Pass to insert copies with a different thread configuration on matmul operands

-iree-codegen-gpu-reduce-bank-conflictslink

Pass to try to reduce the number of bank conflicts by padding memref.alloc ops.

Optionslink

-padding-bits : Padding size (in bits) to introduce between rows.

-iree-codegen-gpu-reuse-shared-memory-allocslink

Pass to reuse shared memory allocations with no overlapping liveness.

-iree-codegen-gpu-tensor-alloclink

Pass to create allocations for some tensor values to useGPU shared memory

-iree-codegen-gpu-tensor-tilelink

Pass to tile tensor (linalg) ops within a GPU workgroup

Optionslink

-distribute-to-subgroup : Distribute the workloads to subgroup if true, otherwise distribute to threads.

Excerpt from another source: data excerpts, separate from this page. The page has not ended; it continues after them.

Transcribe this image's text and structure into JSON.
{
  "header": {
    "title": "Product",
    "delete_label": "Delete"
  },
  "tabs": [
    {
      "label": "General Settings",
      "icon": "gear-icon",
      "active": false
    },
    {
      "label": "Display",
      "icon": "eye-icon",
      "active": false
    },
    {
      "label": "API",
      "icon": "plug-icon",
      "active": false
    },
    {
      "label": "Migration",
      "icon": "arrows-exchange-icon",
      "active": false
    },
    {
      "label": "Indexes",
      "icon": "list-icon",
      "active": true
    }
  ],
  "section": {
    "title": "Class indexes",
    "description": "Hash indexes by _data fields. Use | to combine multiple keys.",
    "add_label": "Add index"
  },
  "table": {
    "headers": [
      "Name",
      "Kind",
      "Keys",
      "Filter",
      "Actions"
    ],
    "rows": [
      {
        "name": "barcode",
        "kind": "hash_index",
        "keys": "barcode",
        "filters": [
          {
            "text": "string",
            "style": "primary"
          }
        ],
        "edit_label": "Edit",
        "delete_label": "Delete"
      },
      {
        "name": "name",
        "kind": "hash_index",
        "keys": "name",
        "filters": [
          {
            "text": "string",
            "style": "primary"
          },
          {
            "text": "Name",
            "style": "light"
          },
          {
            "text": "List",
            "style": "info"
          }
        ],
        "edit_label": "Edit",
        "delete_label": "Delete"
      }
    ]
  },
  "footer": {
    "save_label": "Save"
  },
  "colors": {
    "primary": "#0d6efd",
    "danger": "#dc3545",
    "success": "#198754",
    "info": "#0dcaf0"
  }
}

-iree-codegen-gpu-tensor-tile-to-serial-loopslink

Pass to tile reduction dimensions for certain GPU ops

Optionslink

-coalesce-loops : Collapse the loops that are generated to a single loops

-iree-codegen-gpu-tilelink

Tile Linalg ops with tensor semantics to invocations

-iree-codegen-gpu-tile-reductionlink

Pass to tile linalg reduction dimensions.

-iree-codegen-gpu-vector-alloclink

Pass to create allocations for contraction inputs to copy to GPU shared memory

-iree-codegen-gpu-verify-distributionlink

Pass to verify writes before resolving distributed contexts.

-iree-codegen-reorder-workgroupslink

Reorder workgroup ids for better cache reuse

Optionslink

-strategy : Workgroup reordering strategy, one of: '' (none),  'transpose'

-iree-codegen-vector-reduction-to-gpulink

Convert vector reduction to GPU ops.